EC reconstruction commands

Learn about EC reconstruction commands, the configurations you can use to control it, and how the Replication Manager (RM) replicates data from a decommissioning host to other datanodes.

The EC reconstruction commands are the most expensive commands scheduled on datanodes. A reconstruction command recovers between 1 and the EC scheme parity number replicas, and reads from the EC scheme data number replicas.

The EC reconstruction commands share the same limits on the datanodes as replication commands, but reconstruction commands are given a weighting (default 3 at the current time) as they are more expensive for the coordinator node to run.

Use the hdds.scm.replication.datanode.reconstruction.weight configuration to configure the weight given to EC reconstruction commands, and the hdds.scm.replication.datanode.replication.limit configuration to adjust the total limit of replication and EC reconstruction commands.

EC and decommissioning

The RM is responsible for replicating data from a decommissioning host to other datanodes so that the decommissioning task can be completed.

When a node hosting a RATIS container is decommissioned, there are generally 3 sources available for the container replicas.

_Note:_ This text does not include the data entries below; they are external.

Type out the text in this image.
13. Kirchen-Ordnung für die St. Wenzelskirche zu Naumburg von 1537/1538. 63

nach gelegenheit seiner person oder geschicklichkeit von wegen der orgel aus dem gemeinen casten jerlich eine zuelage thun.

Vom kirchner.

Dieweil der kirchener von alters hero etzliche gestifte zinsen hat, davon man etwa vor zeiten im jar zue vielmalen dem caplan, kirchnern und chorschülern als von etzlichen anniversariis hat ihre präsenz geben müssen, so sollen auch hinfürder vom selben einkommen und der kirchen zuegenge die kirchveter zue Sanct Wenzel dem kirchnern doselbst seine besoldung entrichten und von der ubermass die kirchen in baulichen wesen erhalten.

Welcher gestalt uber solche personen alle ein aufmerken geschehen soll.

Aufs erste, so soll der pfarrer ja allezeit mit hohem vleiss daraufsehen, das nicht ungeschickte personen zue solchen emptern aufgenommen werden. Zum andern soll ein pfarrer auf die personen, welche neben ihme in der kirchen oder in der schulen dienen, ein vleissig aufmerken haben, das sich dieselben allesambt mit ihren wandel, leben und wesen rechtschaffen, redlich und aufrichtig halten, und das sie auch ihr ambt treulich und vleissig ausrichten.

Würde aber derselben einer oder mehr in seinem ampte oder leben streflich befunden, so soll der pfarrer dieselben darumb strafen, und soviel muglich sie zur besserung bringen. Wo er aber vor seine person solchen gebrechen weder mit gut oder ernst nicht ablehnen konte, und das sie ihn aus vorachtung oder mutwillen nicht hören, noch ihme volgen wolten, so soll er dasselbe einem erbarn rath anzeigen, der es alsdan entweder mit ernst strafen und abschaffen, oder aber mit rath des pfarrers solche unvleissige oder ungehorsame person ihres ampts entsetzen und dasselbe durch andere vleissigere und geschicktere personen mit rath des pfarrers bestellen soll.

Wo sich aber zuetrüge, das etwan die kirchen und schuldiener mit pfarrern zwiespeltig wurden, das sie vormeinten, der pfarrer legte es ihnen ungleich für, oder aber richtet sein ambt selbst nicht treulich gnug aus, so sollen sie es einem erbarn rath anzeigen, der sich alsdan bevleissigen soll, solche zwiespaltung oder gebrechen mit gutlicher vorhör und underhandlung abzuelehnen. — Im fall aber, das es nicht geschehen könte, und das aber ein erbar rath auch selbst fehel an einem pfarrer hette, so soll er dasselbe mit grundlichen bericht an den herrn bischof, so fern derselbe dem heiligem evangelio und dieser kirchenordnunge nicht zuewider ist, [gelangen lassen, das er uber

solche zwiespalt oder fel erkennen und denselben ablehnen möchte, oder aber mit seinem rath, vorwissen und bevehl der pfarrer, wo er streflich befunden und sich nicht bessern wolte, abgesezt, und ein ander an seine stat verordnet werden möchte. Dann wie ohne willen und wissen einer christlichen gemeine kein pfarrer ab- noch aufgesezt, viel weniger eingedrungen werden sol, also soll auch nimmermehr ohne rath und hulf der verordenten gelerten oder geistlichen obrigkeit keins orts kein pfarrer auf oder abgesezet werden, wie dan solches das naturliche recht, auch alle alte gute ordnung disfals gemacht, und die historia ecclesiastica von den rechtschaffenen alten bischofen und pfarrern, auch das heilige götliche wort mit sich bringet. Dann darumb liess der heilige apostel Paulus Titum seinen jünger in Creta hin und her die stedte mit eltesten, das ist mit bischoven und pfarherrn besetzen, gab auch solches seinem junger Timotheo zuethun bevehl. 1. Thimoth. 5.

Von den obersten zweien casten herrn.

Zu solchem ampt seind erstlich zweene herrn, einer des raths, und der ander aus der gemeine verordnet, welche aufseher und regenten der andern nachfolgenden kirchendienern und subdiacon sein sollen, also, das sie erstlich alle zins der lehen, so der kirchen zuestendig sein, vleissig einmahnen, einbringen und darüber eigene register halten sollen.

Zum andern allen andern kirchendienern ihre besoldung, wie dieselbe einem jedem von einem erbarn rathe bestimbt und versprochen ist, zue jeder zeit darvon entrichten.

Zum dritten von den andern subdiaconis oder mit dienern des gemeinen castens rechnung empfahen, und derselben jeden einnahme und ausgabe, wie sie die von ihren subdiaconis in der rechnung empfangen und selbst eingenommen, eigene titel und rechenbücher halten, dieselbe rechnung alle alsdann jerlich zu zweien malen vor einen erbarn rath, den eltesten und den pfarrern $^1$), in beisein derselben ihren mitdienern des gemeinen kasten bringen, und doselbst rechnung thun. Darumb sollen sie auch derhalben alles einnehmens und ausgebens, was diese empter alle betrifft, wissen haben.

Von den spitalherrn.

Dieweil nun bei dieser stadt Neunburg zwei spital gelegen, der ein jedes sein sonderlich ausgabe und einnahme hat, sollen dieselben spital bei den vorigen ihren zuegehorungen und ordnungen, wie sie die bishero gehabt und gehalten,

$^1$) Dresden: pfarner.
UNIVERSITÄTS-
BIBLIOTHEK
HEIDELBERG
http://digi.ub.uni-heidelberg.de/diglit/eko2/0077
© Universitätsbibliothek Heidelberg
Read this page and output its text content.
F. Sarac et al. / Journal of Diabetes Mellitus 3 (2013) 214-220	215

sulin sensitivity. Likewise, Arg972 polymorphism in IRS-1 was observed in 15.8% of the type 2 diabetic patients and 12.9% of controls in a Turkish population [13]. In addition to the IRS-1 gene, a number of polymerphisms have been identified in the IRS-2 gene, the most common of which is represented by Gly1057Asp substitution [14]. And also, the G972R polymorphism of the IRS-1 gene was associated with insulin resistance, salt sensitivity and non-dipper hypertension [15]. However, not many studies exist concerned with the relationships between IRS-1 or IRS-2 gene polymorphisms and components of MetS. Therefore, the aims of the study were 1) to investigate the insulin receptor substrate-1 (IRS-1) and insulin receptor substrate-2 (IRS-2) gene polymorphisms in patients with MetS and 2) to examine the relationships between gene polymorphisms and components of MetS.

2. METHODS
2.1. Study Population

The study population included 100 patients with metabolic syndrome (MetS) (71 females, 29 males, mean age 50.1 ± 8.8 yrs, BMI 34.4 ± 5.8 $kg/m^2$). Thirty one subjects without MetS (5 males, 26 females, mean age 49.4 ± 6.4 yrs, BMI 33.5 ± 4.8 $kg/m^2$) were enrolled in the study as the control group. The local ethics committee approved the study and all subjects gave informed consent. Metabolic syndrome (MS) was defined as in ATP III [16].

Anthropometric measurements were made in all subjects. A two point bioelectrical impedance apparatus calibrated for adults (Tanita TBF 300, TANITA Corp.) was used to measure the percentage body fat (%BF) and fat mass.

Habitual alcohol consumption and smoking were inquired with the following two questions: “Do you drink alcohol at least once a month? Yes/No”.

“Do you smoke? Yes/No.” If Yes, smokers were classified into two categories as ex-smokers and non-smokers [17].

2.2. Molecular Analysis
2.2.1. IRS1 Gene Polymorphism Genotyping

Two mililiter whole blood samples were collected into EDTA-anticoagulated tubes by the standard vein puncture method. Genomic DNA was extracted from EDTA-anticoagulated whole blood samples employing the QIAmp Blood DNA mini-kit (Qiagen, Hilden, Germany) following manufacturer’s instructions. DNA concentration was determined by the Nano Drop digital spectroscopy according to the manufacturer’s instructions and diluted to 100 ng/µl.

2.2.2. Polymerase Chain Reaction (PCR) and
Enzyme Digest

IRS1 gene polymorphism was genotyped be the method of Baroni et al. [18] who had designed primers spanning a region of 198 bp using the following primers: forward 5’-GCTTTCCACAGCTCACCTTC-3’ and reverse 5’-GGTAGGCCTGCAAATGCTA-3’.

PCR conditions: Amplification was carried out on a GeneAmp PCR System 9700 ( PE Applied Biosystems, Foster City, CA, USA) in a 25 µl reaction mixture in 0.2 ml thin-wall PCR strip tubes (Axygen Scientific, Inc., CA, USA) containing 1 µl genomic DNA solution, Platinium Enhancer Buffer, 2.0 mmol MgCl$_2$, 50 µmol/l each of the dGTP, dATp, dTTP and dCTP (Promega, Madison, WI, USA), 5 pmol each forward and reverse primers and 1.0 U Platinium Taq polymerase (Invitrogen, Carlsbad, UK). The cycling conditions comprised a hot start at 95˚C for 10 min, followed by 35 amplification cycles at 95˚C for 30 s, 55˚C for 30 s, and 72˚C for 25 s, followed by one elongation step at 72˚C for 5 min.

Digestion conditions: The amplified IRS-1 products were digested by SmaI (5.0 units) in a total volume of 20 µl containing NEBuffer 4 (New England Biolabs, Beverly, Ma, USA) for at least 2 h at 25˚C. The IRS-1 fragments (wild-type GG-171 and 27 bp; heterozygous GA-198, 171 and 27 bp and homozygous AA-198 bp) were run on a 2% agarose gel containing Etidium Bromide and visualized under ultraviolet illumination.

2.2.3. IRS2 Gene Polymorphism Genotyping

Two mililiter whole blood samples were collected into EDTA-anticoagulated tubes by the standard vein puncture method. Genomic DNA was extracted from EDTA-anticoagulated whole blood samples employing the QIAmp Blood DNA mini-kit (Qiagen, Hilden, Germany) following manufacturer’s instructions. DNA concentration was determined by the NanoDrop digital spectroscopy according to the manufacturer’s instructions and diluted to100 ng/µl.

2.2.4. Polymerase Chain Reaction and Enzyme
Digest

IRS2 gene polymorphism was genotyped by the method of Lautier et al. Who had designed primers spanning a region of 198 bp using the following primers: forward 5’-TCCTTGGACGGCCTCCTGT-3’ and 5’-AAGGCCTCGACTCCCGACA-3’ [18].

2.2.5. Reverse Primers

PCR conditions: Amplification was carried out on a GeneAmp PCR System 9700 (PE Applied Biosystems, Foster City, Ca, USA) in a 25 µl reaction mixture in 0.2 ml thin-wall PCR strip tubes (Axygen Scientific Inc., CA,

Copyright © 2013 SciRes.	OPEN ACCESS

One on the decommissioning host, and then 2 others on somewhat random nodes across the cluster. This allows the decommissioning load and the speed of decommission to be shared across many more nodes.

For an EC container, the decommissioning host is likely the only source of the replica which needs to be copied and hence the decommission will be slower.

A host which is decommissioning is generally not used for RATIS reads unless there are no other nodes available, but it would still be used for EC reads to avoid online reconstruction. As decommission progresses on the node, and new copies are formed, the read load declines over time. Furthermore, decommissioning nodes are not used for writes, so they should be under less load than other cluster nodes.

Due to the reduced load on a decommissioning host, it is possible to increase the number of commands queued on a decommissioning host and also increase the number of commands allowed to run in parallel.

When a datanode switches to a decommissioning state, it adjusts the size of the replication supervisor thread pool higher, and if the node returns to the in-service state, then it returns to the lower thread pool limit.

Similarly, the RM increases the limit for the number of replication commands that can be queued on a datanode that is decommissioning or entering maintenance. SCM can allocate more commands to the decommissioning host, as it should process them more quickly due to the lower load and increased threadpool.

You can use the hdds.datanode.replication.outofservice.limit.factor configuration to increase the size of a decommissioning datanode’s thread pool and the number of replication commands that can be queued on it.